- Born: Kadakkavoor Pachan Brahmanandan February 22, 1946 Kadakkavoor, Trivandrum, India
- Died: August 10, 2004 (aged 58) Kadakkavoor, Trivandrum, India
- Occupation: Singer
- Years active: 1969-2004

= K. P. Brahmanandan =

Kadakkavoor Pachan Brahmanandan (22 February 1946 – 10 August 2004) was a South Indian playback singer from Kerala.

==Personal life==
Brahmanandan was born in Kadakkavoor, which is located north of Trivandrum district in Kerala, on 22 February 1946. His parents were Pachan and Bhavani.

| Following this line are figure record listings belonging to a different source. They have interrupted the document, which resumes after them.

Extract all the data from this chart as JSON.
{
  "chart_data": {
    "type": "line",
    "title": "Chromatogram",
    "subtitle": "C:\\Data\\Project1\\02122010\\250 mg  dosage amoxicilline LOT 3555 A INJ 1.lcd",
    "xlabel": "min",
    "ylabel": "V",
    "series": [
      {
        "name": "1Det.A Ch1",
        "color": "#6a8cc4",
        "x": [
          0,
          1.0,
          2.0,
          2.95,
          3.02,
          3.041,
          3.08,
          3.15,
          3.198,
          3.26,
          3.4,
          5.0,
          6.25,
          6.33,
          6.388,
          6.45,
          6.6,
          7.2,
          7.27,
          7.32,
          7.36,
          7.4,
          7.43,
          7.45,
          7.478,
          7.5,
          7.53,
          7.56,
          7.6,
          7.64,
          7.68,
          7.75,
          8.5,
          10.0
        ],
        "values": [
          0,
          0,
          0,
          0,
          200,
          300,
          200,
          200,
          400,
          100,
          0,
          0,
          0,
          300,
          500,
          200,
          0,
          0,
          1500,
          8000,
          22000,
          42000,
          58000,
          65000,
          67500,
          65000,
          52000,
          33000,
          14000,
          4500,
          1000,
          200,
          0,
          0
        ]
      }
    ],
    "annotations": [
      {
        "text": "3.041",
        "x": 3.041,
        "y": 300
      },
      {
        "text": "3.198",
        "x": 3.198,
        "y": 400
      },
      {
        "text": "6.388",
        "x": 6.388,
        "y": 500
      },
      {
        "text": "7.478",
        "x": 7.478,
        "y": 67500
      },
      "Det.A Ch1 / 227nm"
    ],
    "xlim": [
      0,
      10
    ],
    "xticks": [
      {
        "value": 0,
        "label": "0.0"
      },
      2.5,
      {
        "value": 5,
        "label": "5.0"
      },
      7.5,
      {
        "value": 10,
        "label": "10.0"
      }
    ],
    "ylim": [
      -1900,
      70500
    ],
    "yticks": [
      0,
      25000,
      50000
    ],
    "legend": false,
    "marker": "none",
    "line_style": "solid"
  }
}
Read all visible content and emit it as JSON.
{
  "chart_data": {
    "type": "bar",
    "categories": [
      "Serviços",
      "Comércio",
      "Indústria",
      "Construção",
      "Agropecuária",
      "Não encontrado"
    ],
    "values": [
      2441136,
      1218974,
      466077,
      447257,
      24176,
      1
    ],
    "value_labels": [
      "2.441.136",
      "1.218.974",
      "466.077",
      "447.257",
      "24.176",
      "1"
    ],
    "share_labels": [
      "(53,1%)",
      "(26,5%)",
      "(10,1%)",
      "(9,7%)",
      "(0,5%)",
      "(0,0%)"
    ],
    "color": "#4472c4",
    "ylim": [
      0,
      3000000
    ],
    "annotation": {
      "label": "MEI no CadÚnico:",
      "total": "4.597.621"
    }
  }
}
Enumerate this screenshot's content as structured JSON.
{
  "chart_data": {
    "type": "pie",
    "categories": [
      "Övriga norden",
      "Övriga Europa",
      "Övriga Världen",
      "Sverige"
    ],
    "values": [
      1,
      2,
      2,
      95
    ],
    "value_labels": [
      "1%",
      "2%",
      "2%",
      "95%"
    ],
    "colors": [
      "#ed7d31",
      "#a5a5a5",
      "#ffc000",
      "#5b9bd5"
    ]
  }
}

He was the third of his parents' eight children. He began to study Carnatic music from a young age, firstly from his uncle Kadakkavoor Sundaram Bhagavathar, and later from the eminent musician D. K. Jayaraman. Brahmanandan was the father of Rakesh Brahmanandan, another Malayalam singer.

Brahmanandan died at his home in Kadakkavoor on 10 August 2004, at the age of 58. He was cremated on the premises of his home the next day. He is survived by his wife Usha, son Rakesh and daughter Athira.

==Awards==
Brahmanandan received All-India Radio Award	in 1965, Critics Award in 1999, and Kerala Sangeetha Nataka Akademi Award in 2002.

==Career==
He also sang for a dozen Tamil films, for composers such as Ilaiyaraja...Santha Kavigal for Tamil movie "Metti" from Director Mahendran and Shankar–Ganesh, and composed the music for two movies, `Malayathi Pennu' and `Kanni Nilaavu'.

"Brahmanandan Foundation", constituted in memory of Brahmanandan encourages projects that promote values in line with particular interests that are well informed, that have clearly defined goals, and that are innovative and risk-taking, while acknowledging traditional standards of excellence and responsibility to the music. The foundation has also constituted Brahmanandan memorial award, for excellence in Music.